Quel rapport y-a-t-il entre une fusée qui explose, un cours de dessin et la Vénus de Botticelli en pull rayé ? A priori aucun et pourtant.
Les écoles d’art à la dérive
« Les écoles d’art s’inquiètent pour leur avenir » titre le Monde (1) qui s’empresse de rassurer les jeunes, qui s’agitent : « le ministère de la culture met en place un plan d’urgence pour éviter les fermetures ». L’inflation a bon dos pour expliquer la crise : de plus en plus sous tutelle des collectivités territoriales, les écoles sont à « la merci des aléas politiques locaux ». Or elles coûtent cher car beaucoup d’élèves, d’abord boursiers, trouveront peu de débouchés au sortir de leur formation (dans l’AC, beaucoup d’appelés, peu d’élus !) : ce sont donc de futurs allocataires de minimum sociaux, donc à charge de ces mêmes collectivités… un cercle peu vertueux. Autre problème : la formation de ces écoles y est souvent moins manuelle que conceptuelle, on « pense » (suivant les dogmes médiatiques) et on réseaute mais on ne peint, sculpte ou dessine guère. Les étudiants des écoles d’art ne pourront même pas se reconvertir chez « les artisans d’art (qui sont) en quête d’aide et de relève » (2), les premiers n’ont pas appris à regarder, observer avec leur œil et leur main.
N’y voir que du feu
Et là, nous arrivons à l’explosion de la plus grande fusée du monde, Starship de SpaceX. Alors qu’un scientifique commente, son départ en direct sur BFM le 20 avril, ce dernier ne s’inquiète nullement du tracé erratique de l’engin tant il est enthousiaste. Quand la fusée explose sous son nez, il recentre sa collègue dubitative : c’est la séparation du premier étage ! Spectaculaire mais normal, tous les professionnels le savent ! Voilà à quoi aboutit une formation conceptuelle, abstraite, débutée dans nos écoles primaires ou secondaire qui ont oublié Goethe : « ce que je n’ai pas dessiné, je ne l’ai pas vu ». Nous sommes dirigés par des gens « déconnectés » c’est à-dire incapable d’observer, jusqu’au déni de réalité (suivre ce lien vers la courte vidéo et après 4mn, un grand moment !).
Vénus baladeuse
Même leçon en Italie où la Vénus de Botticelli a été transformée en influenceuse, avec pull rayé et vélomoteur, pour vanter les beautés du pays. Tollé contre cette suite de clichés, dénonciation générale d’un « détournement », comme si les suiveurs de Duchamp n’avaient pas mis sur orbite, et depuis longtemps, un rapport « décomplexé » au passé, faisant le lit des utilisations publicitaires ou commerciales. Pire, parmi les scènes typiquement italiennes, l’une se passait en Slovénie !!! Embarras de la ministre de la Culture qui n’avait vu que du feu : le clip fut retiré… l’ensemble de la campagne a coûté 9 millions d’euros… alors que beaucoup de villes d’art s’inquiètent de la dégradation des sites par le tourisme de masse !

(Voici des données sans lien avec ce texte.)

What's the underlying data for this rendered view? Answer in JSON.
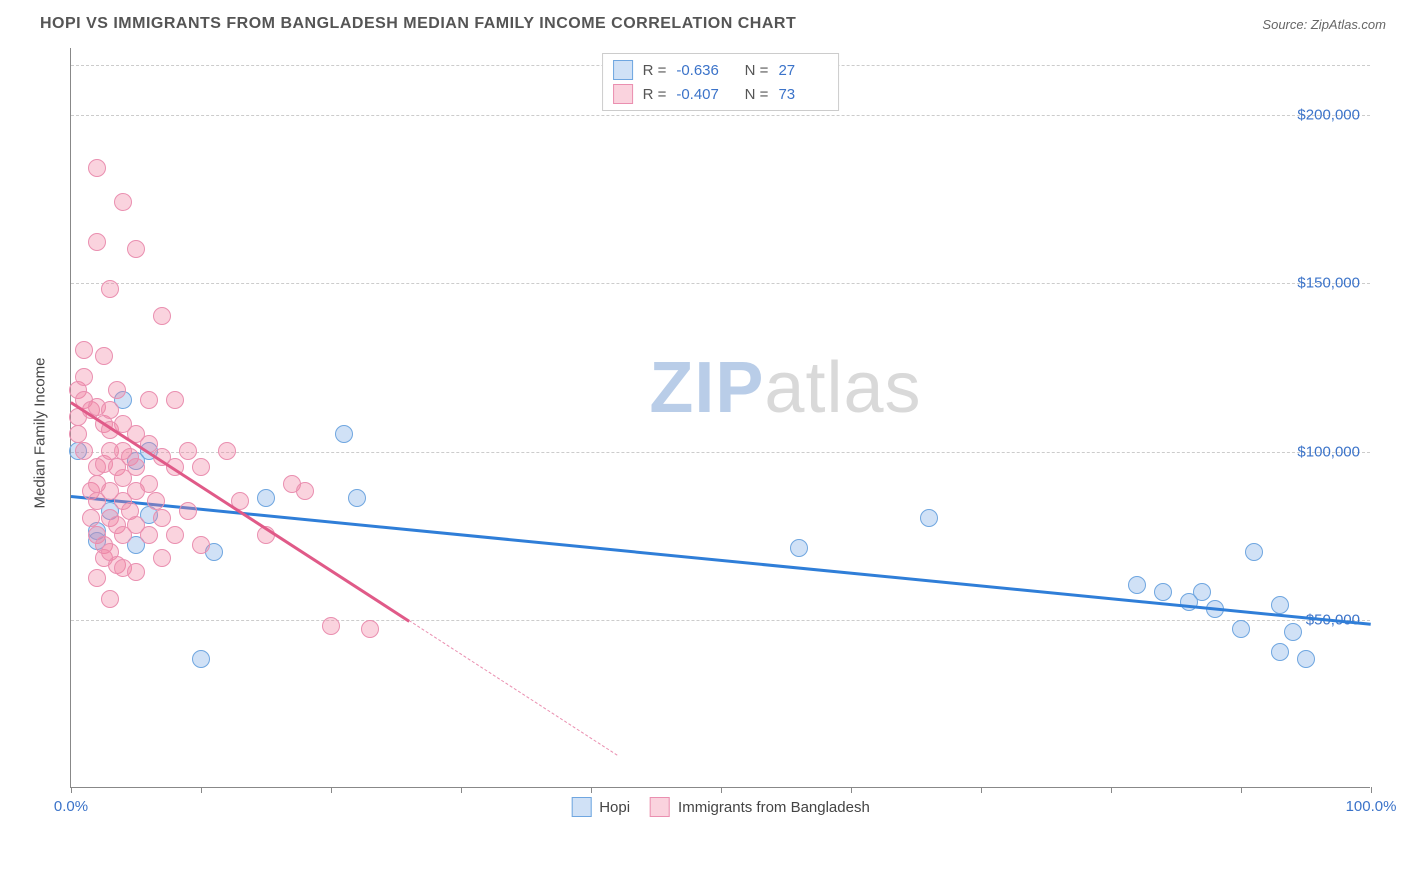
{
  "title": "HOPI VS IMMIGRANTS FROM BANGLADESH MEDIAN FAMILY INCOME CORRELATION CHART",
  "source_label": "Source:",
  "source_name": "ZipAtlas.com",
  "ylabel": "Median Family Income",
  "watermark_bold": "ZIP",
  "watermark_rest": "atlas",
  "watermark_color_bold": "#b9cde8",
  "watermark_color_rest": "#d9d9d9",
  "colors": {
    "blue_fill": "rgba(120,170,230,0.35)",
    "blue_stroke": "#6fa6e0",
    "pink_fill": "rgba(240,130,160,0.35)",
    "pink_stroke": "#ea8fb0",
    "blue_line": "#2f7ed8",
    "pink_line": "#e05a88",
    "tick_text_blue": "#3b73c9",
    "grid": "#cccccc"
  },
  "chart": {
    "type": "scatter",
    "xlim": [
      0,
      100
    ],
    "ylim": [
      0,
      220000
    ],
    "x_ticks": [
      0,
      10,
      20,
      30,
      40,
      50,
      60,
      70,
      80,
      90,
      100
    ],
    "x_tick_labels": {
      "0": "0.0%",
      "100": "100.0%"
    },
    "y_ticks": [
      50000,
      100000,
      150000,
      200000
    ],
    "y_tick_labels": [
      "$50,000",
      "$100,000",
      "$150,000",
      "$200,000"
    ],
    "y_grid_top": 215000,
    "point_radius": 9,
    "series": [
      {
        "name": "Hopi",
        "color_key": "blue",
        "R": "-0.636",
        "N": "27",
        "trend": {
          "x1": 0,
          "y1": 87000,
          "x2": 100,
          "y2": 49000
        },
        "points": [
          [
            0.5,
            100000
          ],
          [
            2,
            76000
          ],
          [
            2,
            73000
          ],
          [
            3,
            82000
          ],
          [
            4,
            115000
          ],
          [
            5,
            97000
          ],
          [
            5,
            72000
          ],
          [
            6,
            100000
          ],
          [
            6,
            81000
          ],
          [
            10,
            38000
          ],
          [
            11,
            70000
          ],
          [
            15,
            86000
          ],
          [
            21,
            105000
          ],
          [
            22,
            86000
          ],
          [
            56,
            71000
          ],
          [
            66,
            80000
          ],
          [
            82,
            60000
          ],
          [
            84,
            58000
          ],
          [
            86,
            55000
          ],
          [
            87,
            58000
          ],
          [
            88,
            53000
          ],
          [
            90,
            47000
          ],
          [
            91,
            70000
          ],
          [
            93,
            54000
          ],
          [
            93,
            40000
          ],
          [
            94,
            46000
          ],
          [
            95,
            38000
          ]
        ]
      },
      {
        "name": "Immigrants from Bangladesh",
        "color_key": "pink",
        "R": "-0.407",
        "N": "73",
        "trend": {
          "x1": 0,
          "y1": 115000,
          "x2": 26,
          "y2": 50000
        },
        "trend_dash": {
          "x1": 26,
          "y1": 50000,
          "x2": 42,
          "y2": 10000
        },
        "points": [
          [
            0.5,
            118000
          ],
          [
            0.5,
            110000
          ],
          [
            0.5,
            105000
          ],
          [
            1,
            130000
          ],
          [
            1,
            122000
          ],
          [
            1,
            115000
          ],
          [
            1,
            100000
          ],
          [
            1.5,
            112000
          ],
          [
            1.5,
            88000
          ],
          [
            1.5,
            80000
          ],
          [
            2,
            184000
          ],
          [
            2,
            162000
          ],
          [
            2,
            113000
          ],
          [
            2,
            95000
          ],
          [
            2,
            90000
          ],
          [
            2,
            85000
          ],
          [
            2,
            75000
          ],
          [
            2,
            62000
          ],
          [
            2.5,
            128000
          ],
          [
            2.5,
            108000
          ],
          [
            2.5,
            96000
          ],
          [
            2.5,
            72000
          ],
          [
            2.5,
            68000
          ],
          [
            3,
            148000
          ],
          [
            3,
            112000
          ],
          [
            3,
            106000
          ],
          [
            3,
            100000
          ],
          [
            3,
            88000
          ],
          [
            3,
            80000
          ],
          [
            3,
            70000
          ],
          [
            3,
            56000
          ],
          [
            3.5,
            118000
          ],
          [
            3.5,
            95000
          ],
          [
            3.5,
            78000
          ],
          [
            3.5,
            66000
          ],
          [
            4,
            174000
          ],
          [
            4,
            108000
          ],
          [
            4,
            100000
          ],
          [
            4,
            92000
          ],
          [
            4,
            85000
          ],
          [
            4,
            75000
          ],
          [
            4,
            65000
          ],
          [
            4.5,
            98000
          ],
          [
            4.5,
            82000
          ],
          [
            5,
            160000
          ],
          [
            5,
            105000
          ],
          [
            5,
            95000
          ],
          [
            5,
            88000
          ],
          [
            5,
            78000
          ],
          [
            5,
            64000
          ],
          [
            6,
            115000
          ],
          [
            6,
            102000
          ],
          [
            6,
            90000
          ],
          [
            6,
            75000
          ],
          [
            6.5,
            85000
          ],
          [
            7,
            140000
          ],
          [
            7,
            98000
          ],
          [
            7,
            80000
          ],
          [
            7,
            68000
          ],
          [
            8,
            115000
          ],
          [
            8,
            95000
          ],
          [
            8,
            75000
          ],
          [
            9,
            100000
          ],
          [
            9,
            82000
          ],
          [
            10,
            95000
          ],
          [
            10,
            72000
          ],
          [
            12,
            100000
          ],
          [
            13,
            85000
          ],
          [
            15,
            75000
          ],
          [
            17,
            90000
          ],
          [
            18,
            88000
          ],
          [
            20,
            48000
          ],
          [
            23,
            47000
          ]
        ]
      }
    ]
  }
}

Saviez-vous que Versailles sature en ce moment ? Or, nulle expo d’AC n’y sévit, ce qui dénonce la contre-vérité médiatique : « il faut des expos d’AC pour faire venir du monde ! ». Un fait observable depuis longtemps, là encore !
Christine Sourgins
- Article de Sylvia Zappi, le Monde, 30/03/23, p.21.
- Article de Roxana Azimi, ibid, p. 30.